Motoring: Range Rover SVAD. A veritable behemoth of motoring.

To fully test its capabilities, I took this for a road test to Glencoe.

It may not be within everyone’s reach, but I’m betting there will still be a waiting list for Land Rovers latest offering in the shape of the Range Rover SVAutobiography Dynamic (SVAD). This behemoth now sits proudly at the top of the range.

First impressions count, and never judge a book by its cover it is said, and such is the case with this car, or is it an SUV? Having been taken under the wing of Land Rovers Special Vehicle Operations division, they’ve upped the game in terms of both the power plant and the luxury trim level.  Under their masterful touches, they’ve handed back to the marketplace the fastest Range Rover ever built, with a top speed of 155mph (limited). There will, undoubtedly, be a large proportion of the factory’s output winging their way across the pond, as well as to the Middle East and China, where the marque has a huge following, despite the £133,000 price tag.

The car is only available in a 5.0L V8 Supercharged spec, which, wait for it, can catapult you from 0-60mph in 5.1 seconds. Frankly, it’s a remarkable achievement for something of this size.

Land Rover’s SVO team have lowered the suspension by 8mm from the standard set-up more common to the range, but, given its off-road pedigree, this can quickly be altered to suit at the press of a button, or twist of a dial. I preferred the lowered arrangement, particularly in the higher speed ranges, which anchors it really well to the road, providing a more stable ride.  The handful of suspension tweaks the car has been given provides an extra level of stability, helping lose some of the roll which could be found on other models. It also benefits from changes to the springs, the hydraulic anti-roll feature and has been given a different steering rack, not forgetting the 22” wheels giving a very solid centre of gravity.


That said, what was quite noticeable in the test car, was the harshness of the ride when on rougher road surfaces or traversing our pothole-ridden network of roads.  Much more so than the Vogue for example, which produces a softer, more dampened and therefore comfortable ride.  There’s definitely been a trade-off in the SVAD between suspension changes in relation to the engine size and ride comfort.  For some, that may or may not be a problem, depending on what you want from the car.

The engine mentioned earlier is an aluminium 5.0L V8 Supercharged unit married to an 8-speed auto box driving through all four wheels, which provides a confident and positive set of gear changes throughout the range. But, to be fair, it comes into its own when given its head at the higher rev ranges. Be warned though, it WILL turn heads. The ‘growl’ of that V8 when you apply some pressure to the right-hand pedal might be offputting to some – not me! It’s a big, brassy,  bolshy performer, and that five-litre engine works with the overall image being portrayed.

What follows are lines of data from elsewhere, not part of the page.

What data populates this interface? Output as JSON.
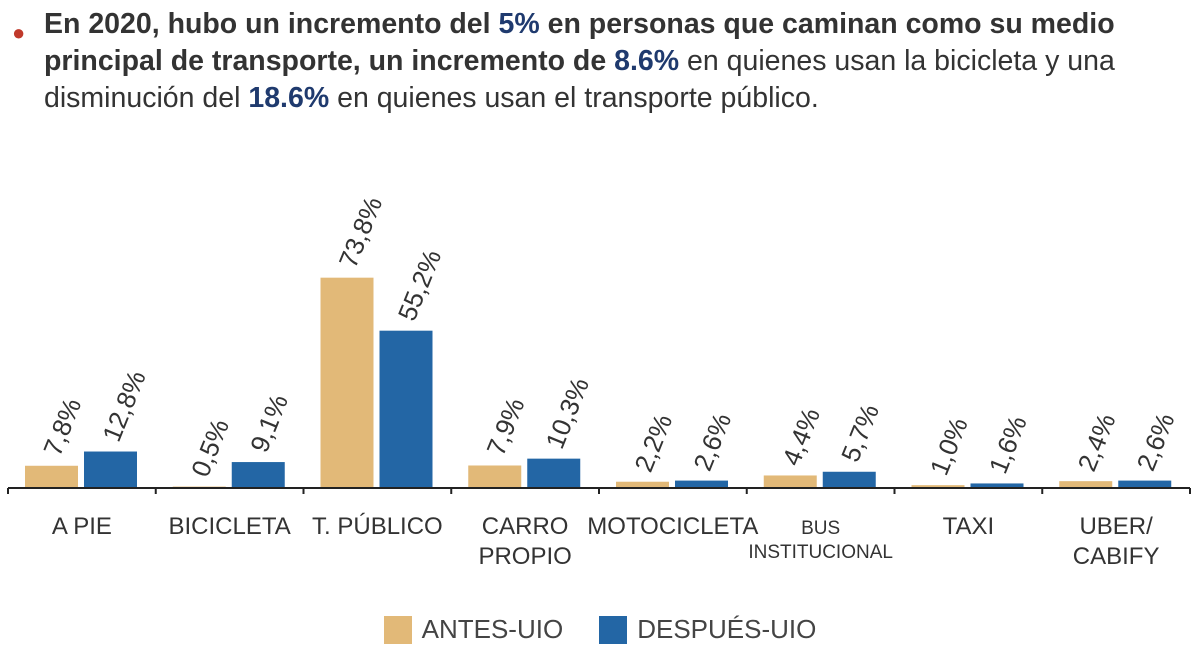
{
  "headline": {
    "bold_1": "En 2020, hubo un incremento del ",
    "hl_1": "5%",
    "bold_2": " en personas que caminan como su medio principal de transporte, un incremento de ",
    "hl_2": "8.6%",
    "normal_1": " en quienes usan la bicicleta y una disminución del ",
    "hl_3": "18.6%",
    "normal_2": " en quienes usan el transporte público."
  },
  "colors": {
    "antes": "#e2b978",
    "despues": "#2366a5",
    "highlight": "#1f3a6e",
    "bullet": "#c0392b",
    "axis": "#222222"
  },
  "chart_data": {
    "type": "bar",
    "title": "",
    "xlabel": "",
    "ylabel": "",
    "ylim": [
      0,
      80
    ],
    "grid": false,
    "legend_position": "bottom-center",
    "categories": [
      [
        "A PIE"
      ],
      [
        "BICICLETA"
      ],
      [
        "T. PÚBLICO"
      ],
      [
        "CARRO",
        "PROPIO"
      ],
      [
        "MOTOCICLETA"
      ],
      [
        "BUS",
        "INSTITUCIONAL"
      ],
      [
        "TAXI"
      ],
      [
        "UBER/",
        "CABIFY"
      ]
    ],
    "series": [
      {
        "name": "ANTES-UIO",
        "values": [
          7.8,
          0.5,
          73.8,
          7.9,
          2.2,
          4.4,
          1.0,
          2.4
        ],
        "labels": [
          "7,8%",
          "0,5%",
          "73,8%",
          "7,9%",
          "2,2%",
          "4,4%",
          "1,0%",
          "2,4%"
        ]
      },
      {
        "name": "DESPUÉS-UIO",
        "values": [
          12.8,
          9.1,
          55.2,
          10.3,
          2.6,
          5.7,
          1.6,
          2.6
        ],
        "labels": [
          "12,8%",
          "9,1%",
          "55,2%",
          "10,3%",
          "2,6%",
          "5,7%",
          "1,6%",
          "2,6%"
        ]
      }
    ]
  }
}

I opted to try out the sports mode on one occasion, just to see what it would do in locking the gear changes down. It terrified me – not because of the Mach Three speed – but due to the visible rate at which the fuel needle dropped!  I drove it for 330 miles on a trip to the Highlands and back from Hamilton on a tank of fuel. Working on an average price of £1.18 per litre for petrol, and a tank capacity of 105 litres, I managed to return 14mpg approximately, which is less than the reported Range Rover figure of 22mpg. That said, if you can afford one, you’re not too bothered by the mpg returns I’d imagine.

The interior can only be described as luxurious, from the diamond stitched, quilted and perforated dual-colour leather trim, massaging heated front seats and steering wheel,  piano black gloss inserts, soft closing doors for those of a sensitive disposition,  and a huge range of colour and trim choices to satisfy even the pickiest of buyers.

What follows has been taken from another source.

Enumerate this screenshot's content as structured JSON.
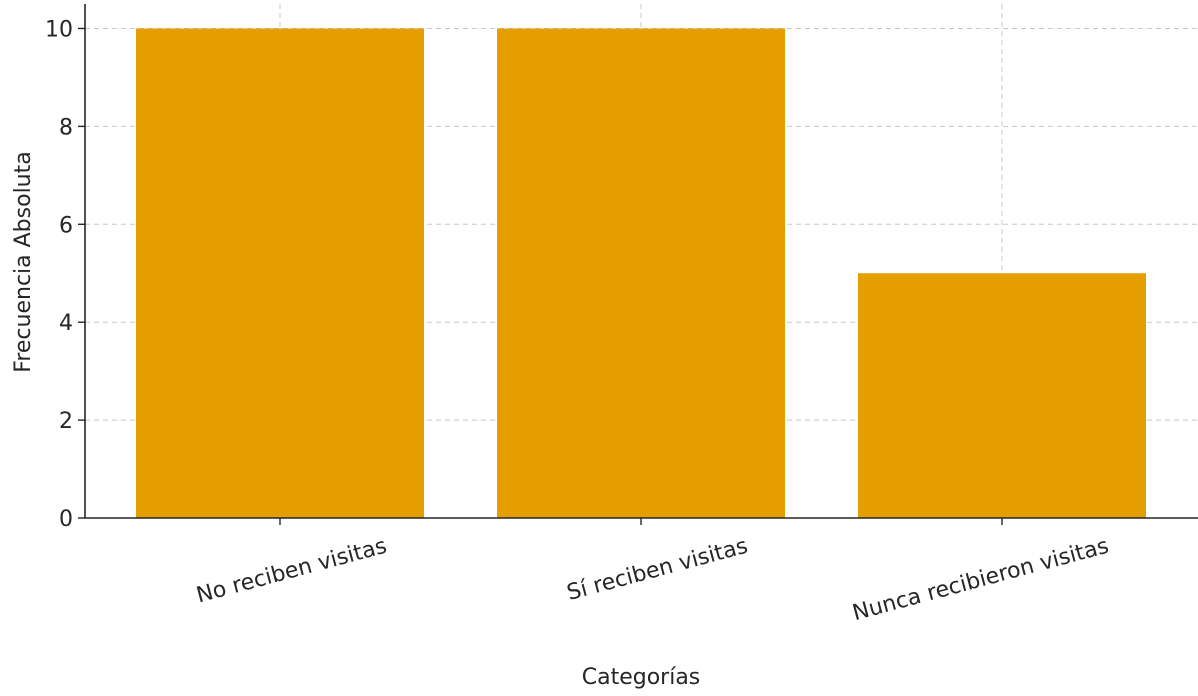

The interior finish can only be described as luxurious.

It comes fitted with a whole raft of safety aids which includes; lane keep assist for those inclined to straddle, emergency brake assist,  360 degree parking aid with cameras, remote heating, adaptive cruise control with queue assist and intelligent braking, blind spot warning, traffic sign recognition and intelligent speed limiting, auto-dipping headlamps and a head-up display. However, call me old-fashioned, but I like to use the main safety aids I was born with – my own eyes, to tell me  I need to brake when something might be creeping up the inside or outside lanes and how to park safely.  Not that the bells and whistles are entirely unwelcome, just don’t rely on them all the time! Surprisingly, and Range Rover aren’t alone here, there’s still no sign of them being fitted with a dash cam as standard.

The ride comfort levels are indeed exceptional on good road surfaces, as is the whisper-quiet cabin where you are cocooned in a climate controlled interior, looking out on the world through privacy glass, enjoying your own TV screen in the back and enjoying it all with a chilled drink courtesy of the rear centre consoles chiller unit.  And, with the front seats having an electric control for every possible movement, including height and reach of the headrest, there’s no reason why you’d want to leave the comfort of what is essentially a driving armchair.

Range Rover is the original luxury SUV, epitomising the very best of British design, and while some ardent purists claim they are starting to stray from their roots, I’d say they are simply moving with the times, evolving and refining as they go, until we end up with the SVAutobiography Dynamic.  I look forward to seeing where they go next on this journey.